También la barreta grande y la otra pequeña. Las palomitas de cobre para sujetar las puertas, para que no las golpee el viento.
La piedra con hoyo donde tomaban agua y se sacudían las alas los pajaritos de la tarde.
El tumi de la tía Miguelina que nos prestaba para hacerle tajos a los panes, antes que Iluden y entren al horno.

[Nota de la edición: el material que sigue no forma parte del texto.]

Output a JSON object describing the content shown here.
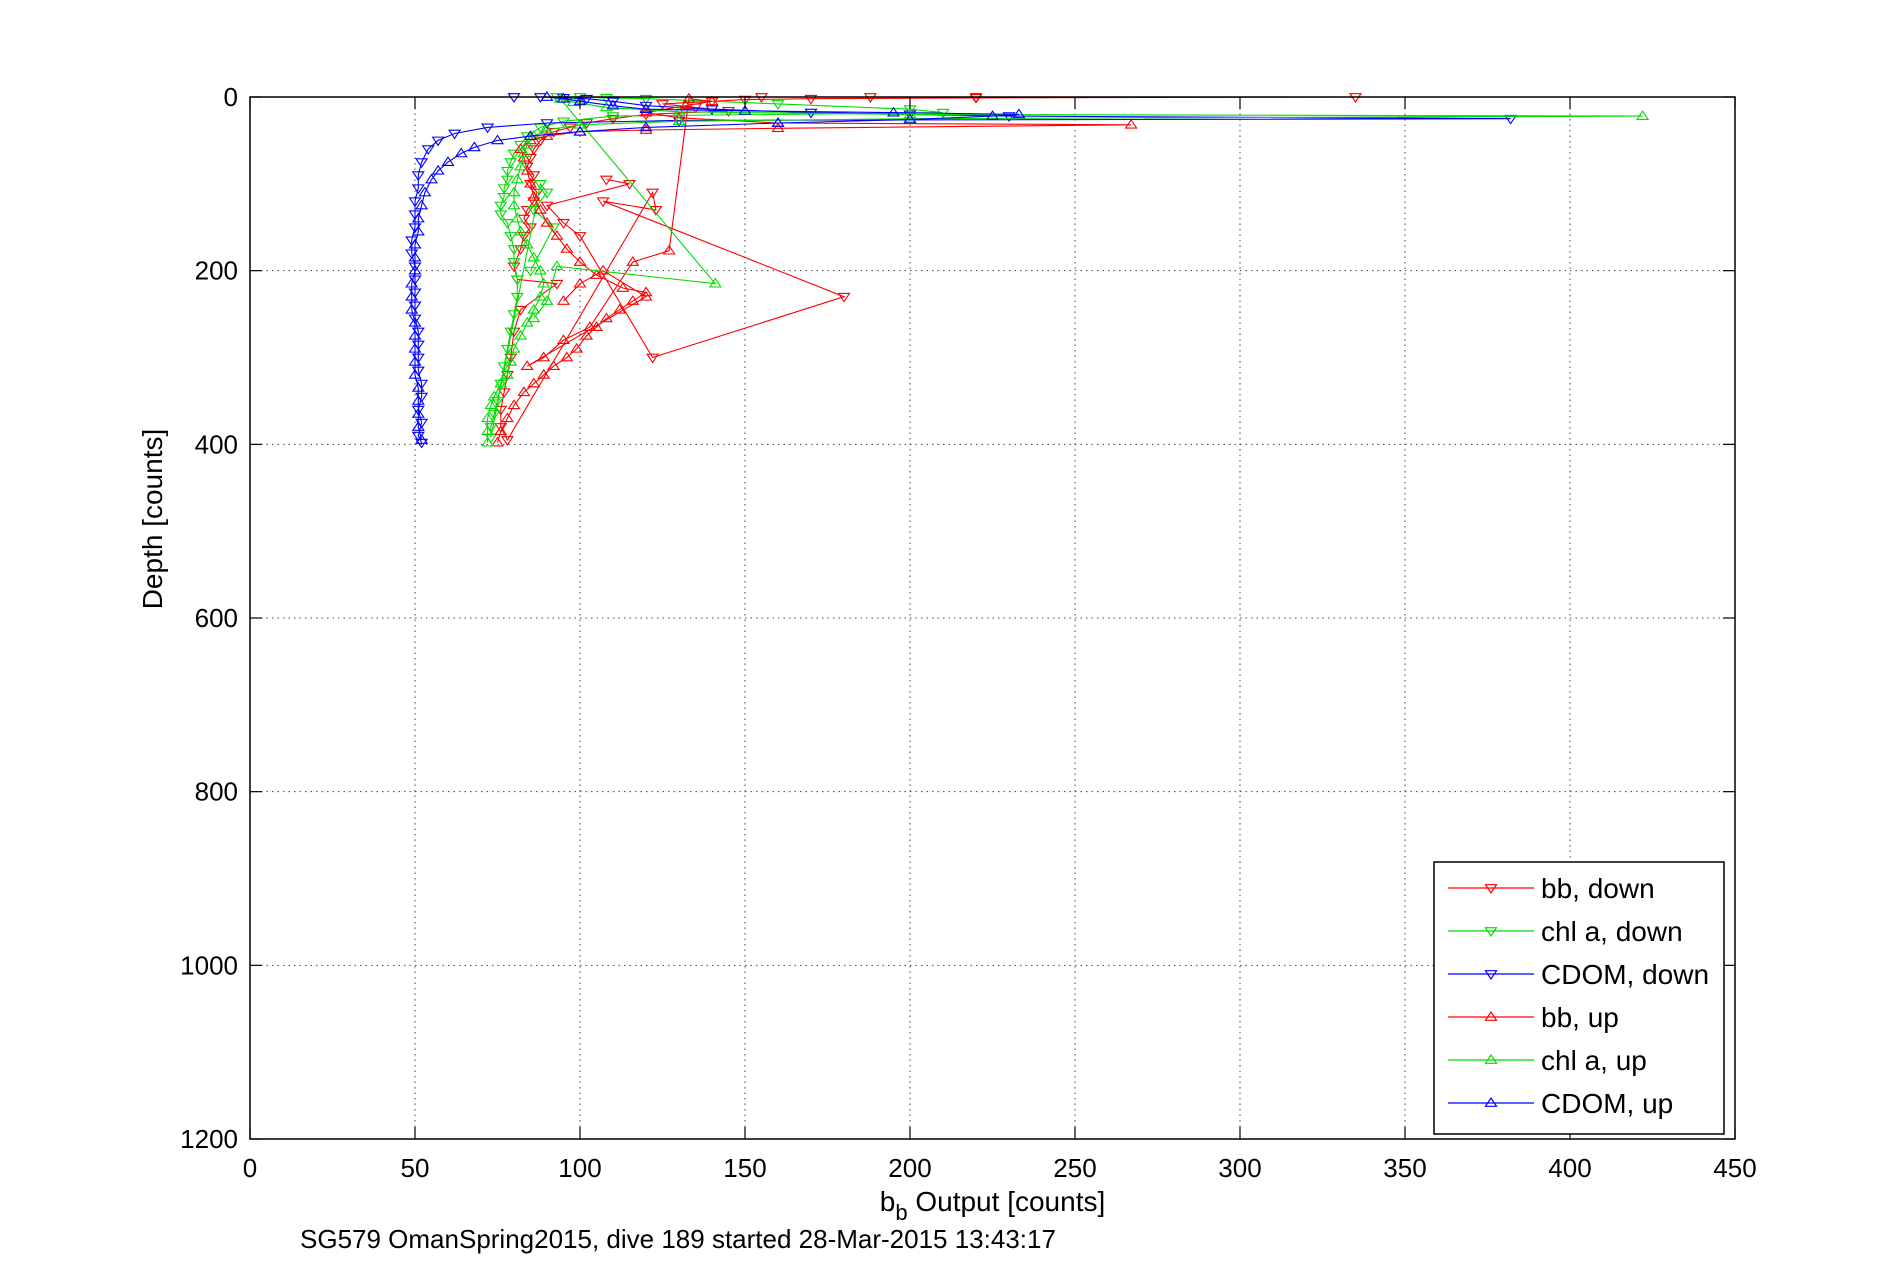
{
  "chart_data": {
    "type": "scatter",
    "xlabel_main": "b",
    "xlabel_sub": "b",
    "xlabel_rest": " Output [counts]",
    "ylabel": "Depth [counts]",
    "caption": "SG579 OmanSpring2015, dive 189 started 28-Mar-2015 13:43:17",
    "xlim": [
      0,
      450
    ],
    "ylim": [
      0,
      1200
    ],
    "y_reversed": true,
    "grid": true,
    "grid_style": "dotted",
    "legend_position": "bottom-right",
    "x_ticks": [
      "0",
      "50",
      "100",
      "150",
      "200",
      "250",
      "300",
      "350",
      "400",
      "450"
    ],
    "y_ticks": [
      "0",
      "200",
      "400",
      "600",
      "800",
      "1000",
      "1200"
    ],
    "series": [
      {
        "name": "bb, down",
        "color": "#ff0000",
        "marker": "triangle-down",
        "connected": true,
        "points": [
          [
            155,
            0
          ],
          [
            188,
            0
          ],
          [
            220,
            0
          ],
          [
            335,
            0
          ],
          [
            220,
            1
          ],
          [
            170,
            2
          ],
          [
            150,
            3
          ],
          [
            140,
            5
          ],
          [
            125,
            8
          ],
          [
            135,
            12
          ],
          [
            145,
            16
          ],
          [
            120,
            20
          ],
          [
            110,
            25
          ],
          [
            102,
            30
          ],
          [
            97,
            35
          ],
          [
            92,
            40
          ],
          [
            88,
            50
          ],
          [
            86,
            60
          ],
          [
            85,
            70
          ],
          [
            84,
            80
          ],
          [
            86,
            90
          ],
          [
            85,
            100
          ],
          [
            87,
            110
          ],
          [
            86,
            120
          ],
          [
            84,
            130
          ],
          [
            83,
            140
          ],
          [
            85,
            150
          ],
          [
            83,
            160
          ],
          [
            82,
            175
          ],
          [
            80,
            195
          ],
          [
            81,
            210
          ],
          [
            93,
            215
          ],
          [
            82,
            245
          ],
          [
            80,
            270
          ],
          [
            79,
            300
          ],
          [
            78,
            320
          ],
          [
            77,
            340
          ],
          [
            76,
            360
          ],
          [
            76,
            380
          ],
          [
            78,
            395
          ],
          [
            122,
            110
          ],
          [
            123,
            130
          ],
          [
            107,
            120
          ],
          [
            180,
            230
          ],
          [
            122,
            300
          ],
          [
            100,
            160
          ],
          [
            95,
            145
          ],
          [
            90,
            125
          ],
          [
            115,
            100
          ],
          [
            108,
            95
          ]
        ]
      },
      {
        "name": "chl a, down",
        "color": "#00dd00",
        "marker": "triangle-down",
        "connected": true,
        "points": [
          [
            93,
            0
          ],
          [
            100,
            0
          ],
          [
            108,
            1
          ],
          [
            120,
            2
          ],
          [
            160,
            8
          ],
          [
            200,
            14
          ],
          [
            210,
            18
          ],
          [
            110,
            22
          ],
          [
            95,
            28
          ],
          [
            88,
            35
          ],
          [
            84,
            45
          ],
          [
            82,
            55
          ],
          [
            80,
            65
          ],
          [
            79,
            75
          ],
          [
            78,
            85
          ],
          [
            78,
            95
          ],
          [
            77,
            105
          ],
          [
            77,
            115
          ],
          [
            76,
            125
          ],
          [
            76,
            135
          ],
          [
            78,
            145
          ],
          [
            79,
            160
          ],
          [
            80,
            175
          ],
          [
            80,
            190
          ],
          [
            81,
            210
          ],
          [
            81,
            230
          ],
          [
            80,
            250
          ],
          [
            79,
            270
          ],
          [
            78,
            290
          ],
          [
            77,
            310
          ],
          [
            76,
            330
          ],
          [
            75,
            350
          ],
          [
            74,
            365
          ],
          [
            73,
            380
          ],
          [
            73,
            392
          ],
          [
            88,
            100
          ],
          [
            90,
            110
          ],
          [
            86,
            130
          ],
          [
            92,
            150
          ],
          [
            85,
            200
          ]
        ]
      },
      {
        "name": "CDOM, down",
        "color": "#0000ff",
        "marker": "triangle-down",
        "connected": true,
        "points": [
          [
            80,
            0
          ],
          [
            88,
            0
          ],
          [
            95,
            1
          ],
          [
            102,
            2
          ],
          [
            110,
            5
          ],
          [
            120,
            10
          ],
          [
            140,
            14
          ],
          [
            170,
            18
          ],
          [
            200,
            20
          ],
          [
            230,
            22
          ],
          [
            382,
            25
          ],
          [
            130,
            27
          ],
          [
            90,
            30
          ],
          [
            72,
            35
          ],
          [
            62,
            42
          ],
          [
            57,
            50
          ],
          [
            54,
            60
          ],
          [
            52,
            75
          ],
          [
            51,
            90
          ],
          [
            51,
            105
          ],
          [
            50,
            120
          ],
          [
            50,
            135
          ],
          [
            50,
            150
          ],
          [
            49,
            165
          ],
          [
            49,
            180
          ],
          [
            50,
            195
          ],
          [
            50,
            210
          ],
          [
            50,
            225
          ],
          [
            50,
            240
          ],
          [
            50,
            255
          ],
          [
            51,
            270
          ],
          [
            51,
            285
          ],
          [
            51,
            300
          ],
          [
            51,
            315
          ],
          [
            52,
            330
          ],
          [
            52,
            345
          ],
          [
            51,
            360
          ],
          [
            52,
            375
          ],
          [
            51,
            390
          ],
          [
            52,
            398
          ]
        ]
      },
      {
        "name": "bb, up",
        "color": "#ff0000",
        "marker": "triangle-up",
        "connected": true,
        "points": [
          [
            75,
            398
          ],
          [
            76,
            385
          ],
          [
            78,
            370
          ],
          [
            80,
            355
          ],
          [
            83,
            340
          ],
          [
            86,
            330
          ],
          [
            89,
            320
          ],
          [
            92,
            310
          ],
          [
            96,
            300
          ],
          [
            99,
            290
          ],
          [
            102,
            275
          ],
          [
            105,
            265
          ],
          [
            108,
            255
          ],
          [
            112,
            245
          ],
          [
            116,
            235
          ],
          [
            120,
            225
          ],
          [
            113,
            220
          ],
          [
            105,
            205
          ],
          [
            100,
            190
          ],
          [
            96,
            175
          ],
          [
            93,
            160
          ],
          [
            90,
            145
          ],
          [
            88,
            130
          ],
          [
            86,
            115
          ],
          [
            85,
            100
          ],
          [
            84,
            85
          ],
          [
            83,
            70
          ],
          [
            82,
            60
          ],
          [
            85,
            50
          ],
          [
            90,
            45
          ],
          [
            100,
            40
          ],
          [
            120,
            38
          ],
          [
            160,
            36
          ],
          [
            267,
            32
          ],
          [
            160,
            30
          ],
          [
            130,
            24
          ],
          [
            120,
            18
          ],
          [
            132,
            10
          ],
          [
            140,
            5
          ],
          [
            133,
            2
          ],
          [
            127,
            177
          ],
          [
            116,
            190
          ],
          [
            103,
            265
          ],
          [
            95,
            280
          ],
          [
            89,
            300
          ],
          [
            84,
            310
          ],
          [
            120,
            230
          ],
          [
            107,
            200
          ],
          [
            100,
            215
          ],
          [
            95,
            235
          ]
        ]
      },
      {
        "name": "chl a, up",
        "color": "#00dd00",
        "marker": "triangle-up",
        "connected": true,
        "points": [
          [
            72,
            398
          ],
          [
            72,
            385
          ],
          [
            72,
            370
          ],
          [
            73,
            355
          ],
          [
            74,
            345
          ],
          [
            76,
            330
          ],
          [
            78,
            320
          ],
          [
            79,
            305
          ],
          [
            80,
            290
          ],
          [
            82,
            275
          ],
          [
            84,
            260
          ],
          [
            86,
            245
          ],
          [
            88,
            230
          ],
          [
            89,
            215
          ],
          [
            88,
            200
          ],
          [
            86,
            185
          ],
          [
            84,
            170
          ],
          [
            82,
            155
          ],
          [
            81,
            140
          ],
          [
            80,
            125
          ],
          [
            80,
            110
          ],
          [
            81,
            95
          ],
          [
            82,
            80
          ],
          [
            83,
            65
          ],
          [
            84,
            55
          ],
          [
            86,
            45
          ],
          [
            90,
            38
          ],
          [
            100,
            32
          ],
          [
            130,
            28
          ],
          [
            200,
            25
          ],
          [
            422,
            22
          ],
          [
            200,
            20
          ],
          [
            130,
            17
          ],
          [
            108,
            12
          ],
          [
            98,
            6
          ],
          [
            94,
            2
          ],
          [
            141,
            215
          ],
          [
            93,
            195
          ],
          [
            90,
            235
          ],
          [
            86,
            255
          ]
        ]
      },
      {
        "name": "CDOM, up",
        "color": "#0000ff",
        "marker": "triangle-up",
        "connected": true,
        "points": [
          [
            52,
            395
          ],
          [
            51,
            380
          ],
          [
            51,
            365
          ],
          [
            51,
            350
          ],
          [
            51,
            335
          ],
          [
            50,
            320
          ],
          [
            50,
            305
          ],
          [
            50,
            290
          ],
          [
            50,
            275
          ],
          [
            50,
            260
          ],
          [
            49,
            245
          ],
          [
            49,
            230
          ],
          [
            49,
            215
          ],
          [
            50,
            200
          ],
          [
            50,
            185
          ],
          [
            50,
            170
          ],
          [
            51,
            155
          ],
          [
            51,
            140
          ],
          [
            52,
            125
          ],
          [
            53,
            110
          ],
          [
            55,
            95
          ],
          [
            57,
            85
          ],
          [
            60,
            75
          ],
          [
            64,
            65
          ],
          [
            68,
            58
          ],
          [
            75,
            50
          ],
          [
            85,
            45
          ],
          [
            100,
            40
          ],
          [
            120,
            35
          ],
          [
            160,
            30
          ],
          [
            200,
            26
          ],
          [
            225,
            22
          ],
          [
            233,
            20
          ],
          [
            195,
            18
          ],
          [
            150,
            16
          ],
          [
            120,
            14
          ],
          [
            110,
            10
          ],
          [
            100,
            5
          ],
          [
            95,
            2
          ],
          [
            90,
            0
          ]
        ]
      }
    ]
  }
}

El perol para freír ñuñas y cachangas.
¡Las tres piedras para hacer el fogón!
7. Flor
intachable
¿Si
yo allí amé? Infinitamente, hasta caer vencido de adoración. Y es que
las niñas más bellas del mundo son las de mi pueblo. Y creo que cada
hombre de la tierra donde nació tiene el derecho de decir lo mismo.
De
niño y adolescente yo era intrépido en todo, pero en al amor soy un ser
más bien estupefacto, pasmado y lleno de asombro; ante el cual pierdo
la noción de estar en esta realidad.
Por
eso, nunca estrujé nada. Todo fue mirarnos. De allí que me duelan tanto
las miradas. Y me parezcan tan hondas e indestructibles. Y la mirada de
aquellos ojos negros que aún hasta hoy me hieren.
Quizá
por eso sean las espadas que llevo clavadas en el alma. Quizá por eso
sea este arraigo. Quizá por eso sea que el amor es para mí una flor
intachable.
Las imágenes que de esa niña llevo, si la muerte lo destruye todo, no lo alcanzará a destruir jamás, porque es sagrada.
Y
siempre me he preguntado adónde van esos amores mudos que se elevan con
aleteos fugitivos, sin encuentros ni palabras cotidianas. Y sé que la
colina más enhiesta y hermosa del universo es donde están enterrados
pero palpitantes. Y en la cual se nos permitirá arrodillarnos antes de
morir, ¡si no es allí el mundo adónde vamos!